The year column contains information on the year in which the gun deaths occurred. We can use this column to calculate how many gun deaths happened each year. We can creat a dictionary to keep a count of how many times each element occurs in the year column

In [22]:
# Extract the unique values from year column using list comprehension
years = [row[1] for row in gun_deaths]

# Creating an empty dictionary
year_counts = {}

for year in years:
    if year in year_counts:
        year_counts[year] += 1
    else:
        year_counts[year] = 1
        
year_counts

{'2012': 33563, '2013': 33636, '2014': 33599}

                                        Exploring Gun Deaths by race, sex, intent

In [23]:
# Creating an empty dictionary to store the values for different gender
gender_counts = {}

for row in gun_deaths:
    if row[5] in gender_counts:
        gender_counts[row[5]] += 1
    else:
        gender_counts[row[5]] = 1
        
gender_counts

{'F': 14449, 'M': 86349}

In [24]:
# Creating an empty dictionary to store the values of gun deaths on the basis of race
race_counts = {}

for row in gun_deaths:
    if row[7] in race_counts:
        race_counts[row[7]] += 1
    else:
        race_counts[row[7]] = 1
        
race_counts

{'Asian/Pacific Islander': 1326,
 'Black': 23296,
 'Hispanic': 9022,
 'Native American/Native Alaskan': 917,
 'White': 66237}

                We write a more generic function to calculate the number of unique values from any column

In [25]:
def unique_counts(input_list, row_number):
    unique_value_counts = {}
    for row in input_list:
        if row[row_number] in unique_value_counts:
            unique_value_counts[row[row_number]] += 1
        else:
            unique_value_counts[row[row_number]] = 1
    return unique_value_counts

intent_counts = unique_counts(gun_deaths, 3)
intent_counts

{'Accidental': 1639,
 'Homicide': 35176,
 'NA': 1,
 'Suicide': 63175,
 'Undetermined': 807}

In [27]:
# Similarly we can find the unique values for data in the place column
place_counts = unique_counts(gun_deaths, 9)
place_counts

{'Farm': 470,
 'Home': 60486,
 'Industrial/construction': 248,
 'NA': 1384,
 'Other specified': 13751,
 'Other unspecified': 8867,
 'Residential institution': 203,
 'School/instiution': 671,
 'Sports': 128,
 'Street': 11151,
 'Trade/service area': 3439}

Our analysis only gives us the total number of gun deaths by race in the US i.e percentage or number of gun deaths of a particular race as a factor of the total number of deaths of people belonging to all races.

Unless we know the proportion of each race in the US, we wont be able to meaningfully compare these numbers.
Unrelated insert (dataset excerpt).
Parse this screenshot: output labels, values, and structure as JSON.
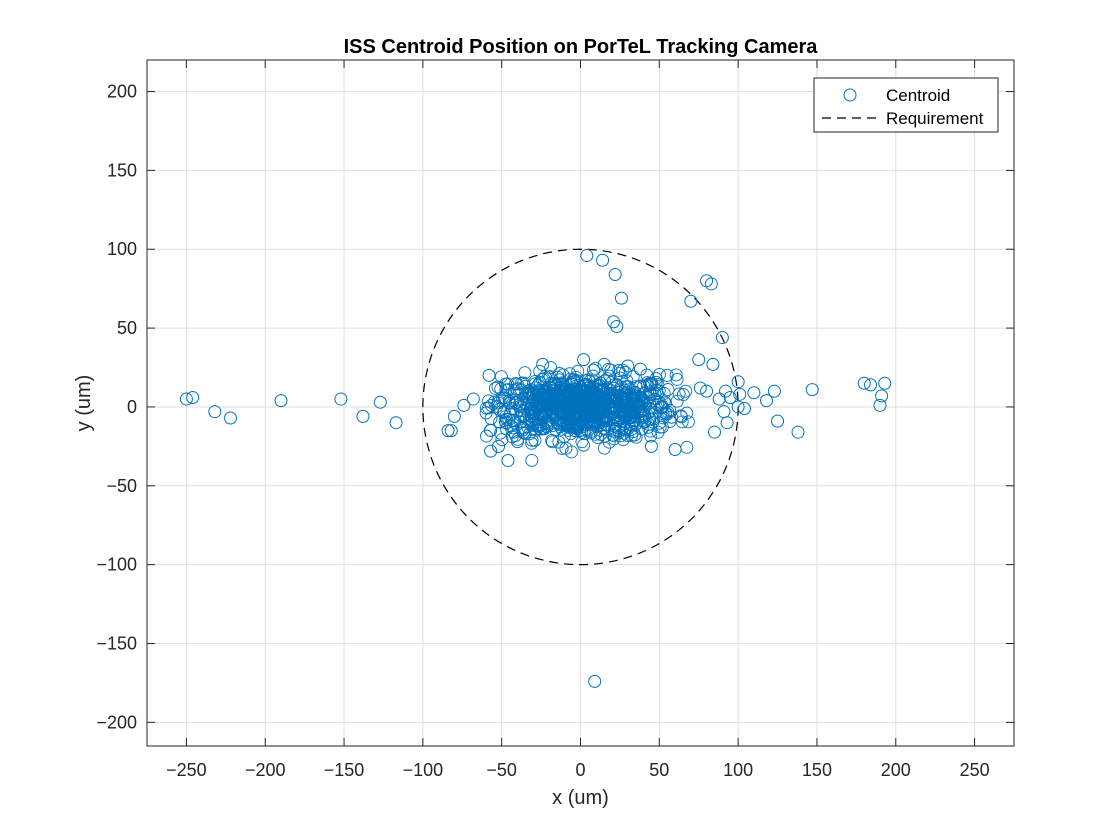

What we really would want to get is a rate of gun deaths per 100000 people of each race. In order to do this, we'll need to read in data about what percentage of the US population falls into each racial category.

Lets read in data from the census.csv file

In [28]:
file = open("census.csv", "r")
csv_reader = csv.reader(file)
census = list(csv_reader)
census

[['Id',
  'Year',
  'Id',
  'Sex',
  'Id',
  'Hispanic Origin',
  'Id',
  'Id2',
  'Geography',
  'Total',
  'Race Alone - White',
  'Race Alone - Hispanic',
  'Race Alone - Black or African American',
  'Race Alone - American Indian and Alaska Native',
  'Race Alone - Asian',
  'Race Alone - Native Hawaiian and Other Pacific Islander',
  'Two or More Races'],
 ['cen42010',
  'April 1, 2010 Census',
  'totsex',
  'Both Sexes',
  'tothisp',
  'Total',
  '0100000US',
  '',
  'United States',
  '308745538',
  '197318956',
  '44618105',
  '40250635',
  '3739506',
  '15159516',
  '674625',
  '6984195']]

As we can see, the racial categories seem to different than the ones included in our gun_deaths dataset. Therefore, we manually create a dictionary that maps each value from our gun_deaths dataset to the population count from census dataset. We keep the key values similar to the racial categories that we have in the gun_deaths dataset

In [30]:
mapping = {"Asian/Pacific Islander":int(census[1][14])+int(census[1][15]), "Black":int(census[1][12]), "Native American/Native Alaskan":int(census[1][13]), "Hispanic":int(census[1][11]), "White":int(census[1][10])}
mapping

{'Asian/Pacific Islander': 15834141,
 'Black': 40250635,
 'Hispanic': 44618105,
 'Native American/Native Alaskan': 3739506,
 'White': 197318956}

In [31]:
# To calculate the rate of deaths per 100000 people of each race basedon the total population of each race, we begin with creating an empty dictionary and looping through the race_counts dictionary
race_per_hundredk = {}

for key, value in race_counts.items():
    race_per_hundredk[key] = (race_counts[key] * 100000) / mapping[key]

race_per_hundredk

{'Asian/Pacific Islander': 8.374309664161762,
 'Black': 57.877347773519595,
 'Hispanic': 20.220491210910907,
 'Native American/Native Alaskan': 24.521955573811088,
 'White': 33.56849303419181}

We can further explore the dataset and combine values from multiple columns as conditioning parameter such as:
1. The number of gun deaths based on race column, the intent of which was homicide
2. The number of gun deaths based on age parameter
3. If there is any link between homicide rate and month
4. Exploring homicide rate by gender
5. Exploring rates of other intents such as Accidental, by gender and race
6. If gun death rates correlate to education and location